Les candidats aux élections européennes du 9 juin ne cessent de labourer le terrain. Et s’en réjouissent. Les sondages sont mauvais ? La cheffe de file Renaissance Valérie Hayer se dit pourtant confiante, affirmant à l’AFP : « Quand je fais du terrain, les retours sont plutôt bons. Il y a une dynamique, un truc qui se passe. »

Même sentiment pour Aurore Lalucq, porte-parole de la campagne de Raphaël Glucksmann (PS-Place publique), qui « note un enthousiasme réel sur le terrain ». Pour l’universitaire Sandrine Roginsky, « l’arrivée d’Internet et des réseaux sociaux n’a pas modifié ce rapport au terrain.

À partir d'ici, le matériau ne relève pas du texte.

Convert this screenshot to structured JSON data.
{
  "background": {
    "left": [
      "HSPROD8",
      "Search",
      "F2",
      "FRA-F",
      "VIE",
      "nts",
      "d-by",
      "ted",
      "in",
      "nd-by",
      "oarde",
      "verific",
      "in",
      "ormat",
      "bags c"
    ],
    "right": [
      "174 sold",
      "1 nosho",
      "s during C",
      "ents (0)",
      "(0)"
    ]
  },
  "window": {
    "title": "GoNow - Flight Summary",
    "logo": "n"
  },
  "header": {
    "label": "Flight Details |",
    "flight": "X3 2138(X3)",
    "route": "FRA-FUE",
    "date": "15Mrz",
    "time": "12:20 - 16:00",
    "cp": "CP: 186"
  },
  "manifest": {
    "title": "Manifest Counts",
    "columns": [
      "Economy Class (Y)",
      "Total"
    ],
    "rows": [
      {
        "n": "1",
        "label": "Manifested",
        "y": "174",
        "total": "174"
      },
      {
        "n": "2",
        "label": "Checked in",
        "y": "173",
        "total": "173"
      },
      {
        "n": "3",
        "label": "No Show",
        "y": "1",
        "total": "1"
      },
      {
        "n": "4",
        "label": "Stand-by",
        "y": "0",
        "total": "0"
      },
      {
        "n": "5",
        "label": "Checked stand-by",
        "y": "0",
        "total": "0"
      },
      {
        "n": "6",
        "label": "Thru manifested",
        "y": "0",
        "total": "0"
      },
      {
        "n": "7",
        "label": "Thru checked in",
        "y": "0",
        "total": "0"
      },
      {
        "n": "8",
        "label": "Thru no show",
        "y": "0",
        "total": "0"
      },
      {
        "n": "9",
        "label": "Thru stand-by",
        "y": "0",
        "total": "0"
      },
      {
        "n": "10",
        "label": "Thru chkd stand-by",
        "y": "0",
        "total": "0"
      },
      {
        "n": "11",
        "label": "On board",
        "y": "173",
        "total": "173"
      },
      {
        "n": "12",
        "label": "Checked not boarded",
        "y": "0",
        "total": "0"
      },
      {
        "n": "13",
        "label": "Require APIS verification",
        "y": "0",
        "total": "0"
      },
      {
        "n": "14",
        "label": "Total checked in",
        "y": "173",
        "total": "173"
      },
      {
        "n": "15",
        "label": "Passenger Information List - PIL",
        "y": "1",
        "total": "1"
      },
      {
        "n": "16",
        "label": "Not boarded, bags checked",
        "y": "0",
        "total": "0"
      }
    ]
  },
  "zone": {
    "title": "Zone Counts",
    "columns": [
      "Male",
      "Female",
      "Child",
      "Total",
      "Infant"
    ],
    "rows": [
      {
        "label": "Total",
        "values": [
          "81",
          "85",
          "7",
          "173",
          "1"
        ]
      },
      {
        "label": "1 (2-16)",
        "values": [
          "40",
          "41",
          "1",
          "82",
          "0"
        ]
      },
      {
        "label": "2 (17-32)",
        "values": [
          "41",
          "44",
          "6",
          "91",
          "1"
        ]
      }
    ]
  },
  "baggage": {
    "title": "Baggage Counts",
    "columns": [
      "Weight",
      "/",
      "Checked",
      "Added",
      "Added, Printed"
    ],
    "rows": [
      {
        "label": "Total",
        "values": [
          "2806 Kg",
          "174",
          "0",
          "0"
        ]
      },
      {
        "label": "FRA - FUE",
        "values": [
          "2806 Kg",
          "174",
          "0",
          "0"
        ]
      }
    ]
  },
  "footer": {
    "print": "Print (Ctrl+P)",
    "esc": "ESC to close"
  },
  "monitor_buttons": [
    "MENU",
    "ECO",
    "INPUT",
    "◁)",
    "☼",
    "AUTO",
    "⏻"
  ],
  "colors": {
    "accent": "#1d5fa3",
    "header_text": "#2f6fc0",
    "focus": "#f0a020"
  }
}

Sur les dernières campagnes européennes, il est au centre des “posts” des candidats. » Le TikTok de Jordan Bardella ne cesse de mettre en avant ses rencontres.

Éviter le reproche de la déconnexion

Le contact humain est le mantra de tous les candidats… pour une efficacité électorale pourtant très faible. Les passages dans les médias sont bien plus importants. Mais, selon le politologue Rémi Lefebvre, « le terrain reste un rituel incontournable. Même si les candidats sont conscients que cela ne rapporte pas de voix, il leur est impossible de ne pas faire de déplacements. Sinon, on dirait d’eux qu’ils sont déconnectés. Faire du terrain permet d’éviter de donner prise à la critique et de montrer qu’ils font le maximum ».

Un collaborateur, qui a dirigé plusieurs campagnes nationales, voit toutefois plusieurs intérêts à ces rencontres. « On ne le fait pas pour convaincre les quelques dizaines de personnes rencontrées. Mais cela fait sortir de la bulle dans laquelle sont parfois enfermés les candidats. On rencontre des gens intéressants, sur lesquels on peut s’appuyer lors des interventions que l’on fait sur les plateaux télé. Cela donne une vision du réel et permet de mettre du concret dans certains discours. »

Mais, poursuit-il, ces visites sont très balisées : « Elles sont faites pour les journalistes. Le choix des thématiques vise soit à permettre au candidat d’imposer ses sujets phares, mais c’est toujours très difficile, soit à se positionner sur le sujet du moment. Il faut savoir sentir l’air du temps. » Les candidats ont ainsi multiplié les déplacements consacrés à l’agriculture pendant le mouvement de contestation dans les campagnes.

Par rapport à une élection présidentielle, les candidats aux européennes se heurtent à une difficulté : le scrutin est moins couvert par les médias que d’autres élections, notamment en termes de reportages. Le faible temps médiatique est consacré aux interviews en plateau, bien plus qu’aux déambulations des candidats.

S’appuyer sur les élus locaux

Dès lors, les déplacements sont très balisés : difficile pour un candidat d’être absent trop longtemps de Paris, où se trouvent les plateaux des émissions télé et des matinales radio. Il faut également éviter toute image désastreuse. S’il n’est pas possible de reconstituer des villages Potemkine, les candidats s’appuient sur leurs élus locaux pour aller dans des endroits qui leur sont a priori favorables. Il est dès lors logique que l’accueil sur le terrain soit souvent meilleur que les sondages.

Enfin, les équipes veillent à ne pas fatiguer les candidats avec des déplacements interminables. Une campagne électorale reste un marathon.

Ces visites permettent aussi de rencontrer les médias locaux et de mobiliser les militants. Et les candidats aiment ça. Ainsi, l’eurodéputé Emmanuel Maurel, qui fut élu avec les socialistes puis avec les Insoumis et qui figure aujourd’hui sur la liste du communiste Léon Deffontaines, revendique avoir parcouru « tous les départements métropolitains ».

Pour lui, ce n’est pas qu’une façon d’illustrer ses propositions politiques. « On en tire toujours quelque chose. La communication est aussi bien descendante qu’ascendante : cela permet d’être en prise directe avec ce que vivent les camarades et les préoccupations quotidiennes, qui sont souvent économiques et sociales. Cette campagne est centrée sur l’Ukraine et Gaza, alors que sur le terrain, on nous parle pouvoir d’achat et assurance-chômage ».

« À 90 %, une élection se joue à la télé, ajoute Emmanuel Maurel. Mais c’est notre job d’élus de ne pas délaisser les 10 % qui restent. C’est un devoir, tout autant qu’un plaisir. » Tout, dans une campagne, n’est pas dédié qu’à l’efficacité électorale.